First, all binoculars are marked with two numbers, such as 7×35, 8×32, or 10×40. The first number tells you the pair’s magnification power—how many times closer the binoculars make the image appear. You’d think the bigger the number, the better, but that’s not at all true. The bigger the magnification, the bigger the bird will appear, but the dimmer the image will appear for the same size binoculars. Also, the bigger the magnification, the less background will be visible, making it harder to get the binoculars on the bird you’re looking for. If your hands shake at all, (like when it’s below zero and you’re shivering), or if there is heat shimmer over a field or pond, that will appear more magnified, too.
The second number is the diameter, in millimeters, of the large piece of glass (the objective lens) on the binoculars. The bigger that number, the brighter your image, but the heavier the binoculars. Tiny “pocket binoculars” are seldom worthwhile. The smallness seems to be a convenience, but the view through them is often too small and dim to be helpful.

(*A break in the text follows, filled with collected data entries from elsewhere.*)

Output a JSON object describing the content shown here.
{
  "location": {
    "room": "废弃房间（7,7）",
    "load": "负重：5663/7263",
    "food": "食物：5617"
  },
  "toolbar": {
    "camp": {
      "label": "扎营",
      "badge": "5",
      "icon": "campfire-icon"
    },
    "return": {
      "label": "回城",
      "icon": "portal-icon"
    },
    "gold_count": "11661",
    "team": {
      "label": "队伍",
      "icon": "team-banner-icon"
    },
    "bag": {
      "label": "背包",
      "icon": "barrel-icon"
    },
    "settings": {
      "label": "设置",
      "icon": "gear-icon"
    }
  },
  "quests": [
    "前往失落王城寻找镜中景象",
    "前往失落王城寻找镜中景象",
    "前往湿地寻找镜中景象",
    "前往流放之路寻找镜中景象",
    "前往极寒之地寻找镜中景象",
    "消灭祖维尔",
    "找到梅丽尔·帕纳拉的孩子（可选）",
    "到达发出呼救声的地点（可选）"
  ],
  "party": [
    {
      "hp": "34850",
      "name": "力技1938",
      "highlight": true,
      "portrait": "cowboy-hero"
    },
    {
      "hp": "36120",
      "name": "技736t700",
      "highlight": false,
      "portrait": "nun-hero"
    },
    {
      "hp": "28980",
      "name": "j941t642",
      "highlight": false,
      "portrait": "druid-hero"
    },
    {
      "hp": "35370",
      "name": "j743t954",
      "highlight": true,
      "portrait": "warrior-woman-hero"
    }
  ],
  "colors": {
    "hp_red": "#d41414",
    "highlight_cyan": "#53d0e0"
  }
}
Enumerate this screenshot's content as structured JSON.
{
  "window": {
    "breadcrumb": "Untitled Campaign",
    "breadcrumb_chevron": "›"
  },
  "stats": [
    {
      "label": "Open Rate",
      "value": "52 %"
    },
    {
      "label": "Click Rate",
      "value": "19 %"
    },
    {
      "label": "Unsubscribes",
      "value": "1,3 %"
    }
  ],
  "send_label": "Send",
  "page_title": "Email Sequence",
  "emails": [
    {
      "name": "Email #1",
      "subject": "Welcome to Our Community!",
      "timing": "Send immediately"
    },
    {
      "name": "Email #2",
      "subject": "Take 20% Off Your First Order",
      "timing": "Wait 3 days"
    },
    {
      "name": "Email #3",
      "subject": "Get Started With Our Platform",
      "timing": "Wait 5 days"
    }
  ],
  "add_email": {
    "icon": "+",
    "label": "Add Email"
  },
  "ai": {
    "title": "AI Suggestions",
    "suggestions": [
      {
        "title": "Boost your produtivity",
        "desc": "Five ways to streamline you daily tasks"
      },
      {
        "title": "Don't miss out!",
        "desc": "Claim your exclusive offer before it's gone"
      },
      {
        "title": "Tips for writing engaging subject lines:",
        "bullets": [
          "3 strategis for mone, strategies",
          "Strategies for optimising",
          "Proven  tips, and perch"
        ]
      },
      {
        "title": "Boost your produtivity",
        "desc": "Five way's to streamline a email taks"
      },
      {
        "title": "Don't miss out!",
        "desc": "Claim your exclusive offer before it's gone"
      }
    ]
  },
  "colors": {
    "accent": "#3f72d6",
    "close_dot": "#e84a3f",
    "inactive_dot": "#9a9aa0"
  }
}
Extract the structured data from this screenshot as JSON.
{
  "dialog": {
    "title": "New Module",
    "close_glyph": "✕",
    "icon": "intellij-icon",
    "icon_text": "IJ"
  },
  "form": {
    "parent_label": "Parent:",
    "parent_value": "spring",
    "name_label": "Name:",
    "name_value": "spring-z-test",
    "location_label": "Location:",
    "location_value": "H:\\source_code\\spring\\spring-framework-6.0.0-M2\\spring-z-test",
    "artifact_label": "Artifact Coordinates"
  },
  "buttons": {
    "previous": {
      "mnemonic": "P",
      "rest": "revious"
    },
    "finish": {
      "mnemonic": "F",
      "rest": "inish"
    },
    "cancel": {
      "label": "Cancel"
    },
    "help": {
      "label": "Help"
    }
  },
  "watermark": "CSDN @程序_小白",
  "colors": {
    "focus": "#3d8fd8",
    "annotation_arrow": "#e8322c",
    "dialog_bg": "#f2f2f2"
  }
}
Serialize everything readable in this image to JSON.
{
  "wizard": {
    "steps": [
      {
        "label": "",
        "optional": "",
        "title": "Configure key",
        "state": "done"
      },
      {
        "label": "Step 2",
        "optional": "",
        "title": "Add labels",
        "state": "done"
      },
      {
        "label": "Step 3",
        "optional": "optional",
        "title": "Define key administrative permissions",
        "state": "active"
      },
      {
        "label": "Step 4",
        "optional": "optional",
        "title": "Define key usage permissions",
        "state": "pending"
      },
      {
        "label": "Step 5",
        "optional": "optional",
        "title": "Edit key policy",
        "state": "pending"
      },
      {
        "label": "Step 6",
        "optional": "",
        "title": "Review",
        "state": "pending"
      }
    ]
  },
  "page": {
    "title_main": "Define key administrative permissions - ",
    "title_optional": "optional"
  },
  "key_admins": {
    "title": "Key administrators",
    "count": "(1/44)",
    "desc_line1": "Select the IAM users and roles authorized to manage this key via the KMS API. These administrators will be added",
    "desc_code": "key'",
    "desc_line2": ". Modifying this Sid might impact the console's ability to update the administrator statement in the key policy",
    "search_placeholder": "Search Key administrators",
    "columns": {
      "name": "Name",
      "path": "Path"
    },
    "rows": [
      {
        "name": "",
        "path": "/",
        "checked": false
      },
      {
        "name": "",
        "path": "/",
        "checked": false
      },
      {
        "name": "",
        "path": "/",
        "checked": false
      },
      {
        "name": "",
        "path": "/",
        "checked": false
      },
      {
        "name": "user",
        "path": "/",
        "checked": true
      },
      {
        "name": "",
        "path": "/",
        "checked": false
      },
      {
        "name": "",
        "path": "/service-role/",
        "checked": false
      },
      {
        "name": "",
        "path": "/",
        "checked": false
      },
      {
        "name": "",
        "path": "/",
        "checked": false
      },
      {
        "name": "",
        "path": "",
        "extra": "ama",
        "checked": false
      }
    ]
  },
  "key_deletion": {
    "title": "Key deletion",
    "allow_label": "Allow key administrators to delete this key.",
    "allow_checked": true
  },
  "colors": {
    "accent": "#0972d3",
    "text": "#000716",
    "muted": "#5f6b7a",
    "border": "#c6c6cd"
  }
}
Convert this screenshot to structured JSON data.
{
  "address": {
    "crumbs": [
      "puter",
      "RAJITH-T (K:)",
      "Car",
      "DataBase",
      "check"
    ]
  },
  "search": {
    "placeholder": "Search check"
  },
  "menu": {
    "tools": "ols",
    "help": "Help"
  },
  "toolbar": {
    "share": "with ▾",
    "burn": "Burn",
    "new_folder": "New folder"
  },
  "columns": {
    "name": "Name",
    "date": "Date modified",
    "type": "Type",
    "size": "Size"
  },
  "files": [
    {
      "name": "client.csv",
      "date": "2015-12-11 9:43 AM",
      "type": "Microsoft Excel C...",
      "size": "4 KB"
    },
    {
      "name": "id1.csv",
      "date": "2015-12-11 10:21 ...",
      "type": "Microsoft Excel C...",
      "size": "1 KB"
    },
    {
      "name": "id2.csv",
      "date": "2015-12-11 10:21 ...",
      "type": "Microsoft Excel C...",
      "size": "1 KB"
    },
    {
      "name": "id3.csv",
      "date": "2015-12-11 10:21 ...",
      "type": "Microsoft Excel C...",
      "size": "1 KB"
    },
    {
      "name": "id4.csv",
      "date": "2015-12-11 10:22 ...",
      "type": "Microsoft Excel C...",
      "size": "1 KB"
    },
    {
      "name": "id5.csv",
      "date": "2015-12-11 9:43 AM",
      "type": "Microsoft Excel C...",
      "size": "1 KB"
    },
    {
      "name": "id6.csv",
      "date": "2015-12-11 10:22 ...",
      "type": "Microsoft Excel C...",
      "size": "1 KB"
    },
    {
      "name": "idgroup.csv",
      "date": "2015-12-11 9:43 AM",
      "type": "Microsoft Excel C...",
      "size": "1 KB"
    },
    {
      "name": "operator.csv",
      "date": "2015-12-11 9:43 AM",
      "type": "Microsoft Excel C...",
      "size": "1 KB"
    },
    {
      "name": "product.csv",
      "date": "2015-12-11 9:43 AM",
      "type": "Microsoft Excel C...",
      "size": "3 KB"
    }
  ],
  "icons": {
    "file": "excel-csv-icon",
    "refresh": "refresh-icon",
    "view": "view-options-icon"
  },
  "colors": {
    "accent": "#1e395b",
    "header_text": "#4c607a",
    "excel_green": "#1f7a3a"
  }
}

To find the right balance, a good rule with inexpensive or mid-priced binoculars is to make sure the second number is 5 times the first number. So optimal choices would be 7×35 8×40, or 10×50. If you use binoculars frequently, you’ll be quick at getting even 10x binoculars “on the bird,” but if you don’t use them a lot, you will probably be happier with 7x or 8x glasses, which give you a wider field of view—helpful for finding the bird.
How much should you spend? The best rule is to get the nicest pair of binoculars that you can comfortably afford to replace. There’s a huge jump in quality between $50 glasses and $350 glasses. The jump in quality between $350 binoculars and $1,500 or $2,000 binoculars is noticeable, but not nearly as huge a jump.
If you wear eyeglasses, push the eyecups on the binoculars all the way in so your glasses are close to the ocular lens. If you don’t wear eyeglasses, pull the eyecups out so they shade any side light out.
Make sure the binoculars are comfortable in your hand and that you can see well through them in the store. A knowledgeable salesperson can help you adjust the barrels to accommodate slight vision differences between your eyes.
If you’re buying binoculars for a child, make sure the barrels come close enough together to accommodate the relatively small distance between a child’s eyes.
You can keep off the protective caps that cover the large, objective lenses whenever you’re out with your binoculars. A rain guard—a guard that covers both ocular lenses at the same time—is easier to use than separate lens caps on the eyecups. Unless it’s raining, you won’t need either on the binoculars while you’re birding except when you are eating or drinking—then you may want to protect them by covering the eyecups.
Practice using binoculars on stationary objects so you’re quick at getting them on different-sized things. Keep your eyes on the object—don’t look at your binoculars as you pull them up. This will make it easier when you’re trying to see a tiny, distant bird.